There is, frankly, a shocking injustice. Scillonian residents have been treated as second-class citizens when it comes to affordable transport, especially when compared to everywhere else in the United Kingdom. I hope the Minister will acknowledge that point, take it on board and consider working with me, the council of the Isles of Scilly and the residents to ensure islanders receive parity on public transport, which other parts of the country take for granted. Some places struggle with transport, particularly in rural areas, but the circumstances are very different in the Isles of Scilly.
This is not the first time I have secured a debate of this kind. For example, I raised these issues in Westminster Hall on 8 January 2002—column 158, to help the Hansard Reporters—and on 15 January 2003, and on many other occasions since. I raised these issues outside the House even during my nine sabbatical years away because of the injustice. Some improvements have been made, but services have also gone backwards.

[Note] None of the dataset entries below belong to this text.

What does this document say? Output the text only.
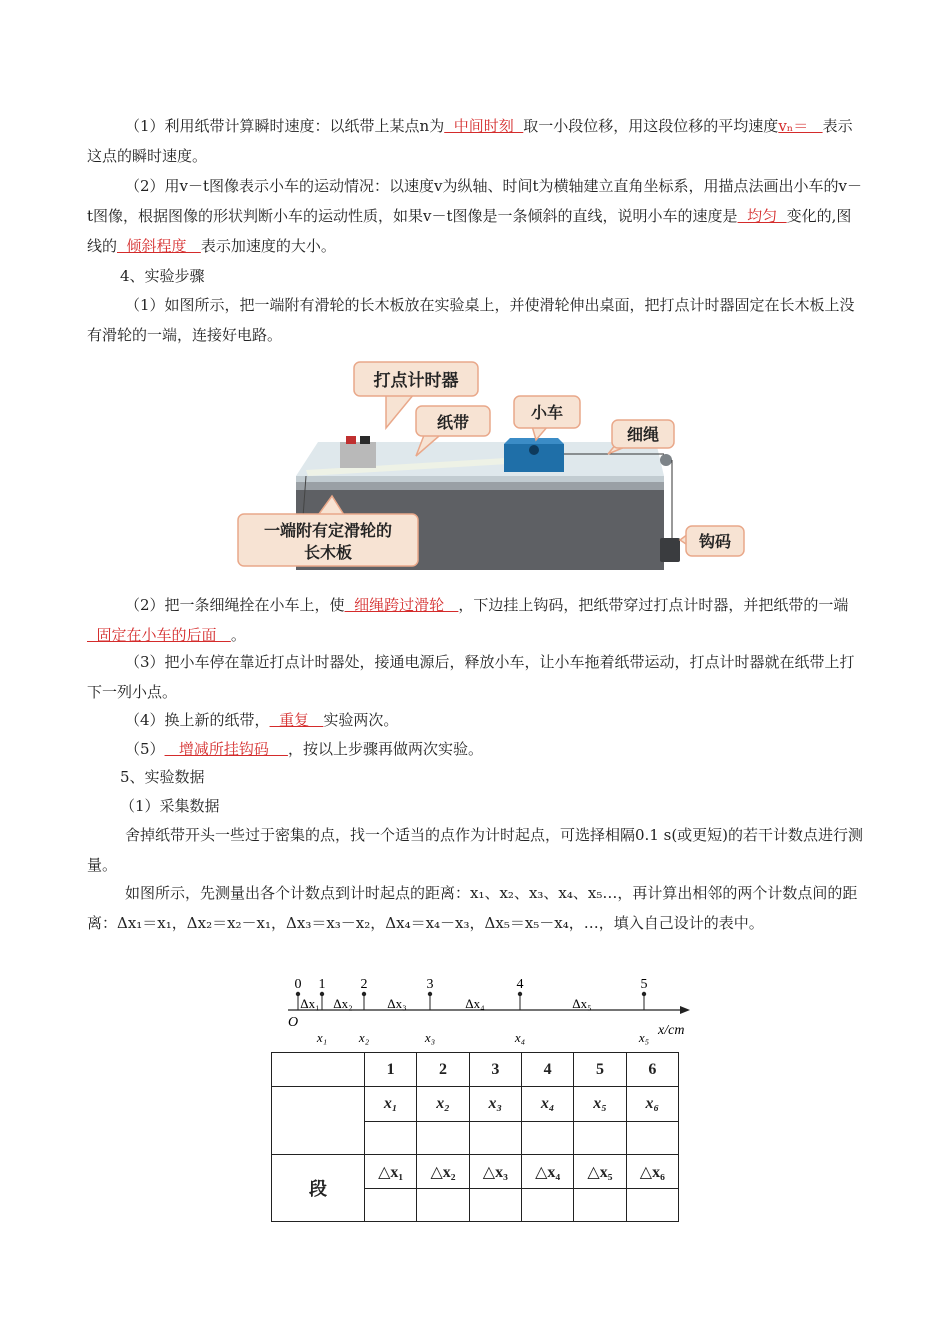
（1）利用纸带计算瞬时速度：以纸带上某点n为  中间时刻  取一小段位移，用这段位移的平均速度vₙ＝   表示这点的瞬时速度。

（2）用v－t图像表示小车的运动情况：以速度v为纵轴、时间t为横轴建立直角坐标系，用描点法画出小车的v－t图像，根据图像的形状判断小车的运动性质，如果v－t图像是一条倾斜的直线，说明小车的速度是  均匀  变化的,图线的  倾斜程度   表示加速度的大小。

4、实验步骤

（1）如图所示，把一端附有滑轮的长木板放在实验桌上，并使滑轮伸出桌面，把打点计时器固定在长木板上没有滑轮的一端，连接好电路。

打点计时器
纸带
小车
细绳
一端附有定滑轮的
长木板
钩码

（2）把一条细绳拴在小车上，使  细绳跨过滑轮   ，下边挂上钩码，把纸带穿过打点计时器，并把纸带的一端  固定在小车的后面   。

（3）把小车停在靠近打点计时器处，接通电源后，释放小车，让小车拖着纸带运动，打点计时器就在纸带上打下一列小点。

（4）换上新的纸带，  重复   实验两次。

（5）   增减所挂钩码    ，按以上步骤再做两次实验。

5、实验数据
（1）采集数据

舍掉纸带开头一些过于密集的点，找一个适当的点作为计时起点，可选择相隔0.1 s(或更短)的若干计数点进行测量。

如图所示，先测量出各个计数点到计时起点的距离：x₁、x₂、x₃、x₄、x₅…，再计算出相邻的两个计数点间的距离：Δx₁＝x₁，Δx₂＝x₂－x₁，Δx₃＝x₃－x₂，Δx₄＝x₄－x₃，Δx₅＝x₅－x₄，…，填入自己设计的表中。

O
x/cm
0 1
x₁
2
x₂
3
x₃
4
x₄
5
x₅
Δx₁ Δx₂	Δx₃	Δx₄	Δx₅
	1	2	3	4	5	6
	x₁	x₂	x₃	x₄	x₅	x₆

段	△x₁	△x₂	△x₃	△x₄	△x₅	△x₆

One example comes from one of my constituents on one of the four off-islands. There are four inhabited off-islands in the Isles of Scilly—St Agnes, Bryher, Tresco and St Martin’s—and one main island, St Mary’s. To get over to the main island of St Mary’s, where all the services operate—the hospital, other medical services and the council—residents from the off-islands need to get across waters that are sometimes very tempestuous. This constituent says:
“I broke my wrist…recently, and because there was no bone showing through my arm I had to wait 5 days to see medical personnel, have it x-rayed and put in plaster. I have had a medical procedure which involved 2 daily visits”
from this off-island
“to St Marys Health Centre but fortunately it was summer. If this was in the winter, I would had to have paid £240.00 just for the boating”
to and fro each time—it is a £120 return trip—as residents have no alternative but to book what are known as “specials” to attend an X-ray appointment or medical appointment or to visit an elderly resident, friend or family member in St Mary’s hospital.
“This again is £120.00 return. There has also been a cut back of transport funding for the under-five nursery services and clubs like the Brownies and so the list goes on and on, of all the problems that the residents of St Martins”—
where this constituent lives—
“are facing due to the lack of affordable boating.”
Mike Martin (Tunbridge Wells) (LD)
My hon. Friend is making a powerful case for his constituents. Does he agree that this is a problem not just for the Isles of Scilly, but for the Isle of Wight and the Western Isles? We are an archipelago. Those who live on the outer islands suffer from this inequity; they are as British as us, but they do not enjoy the same connectivity.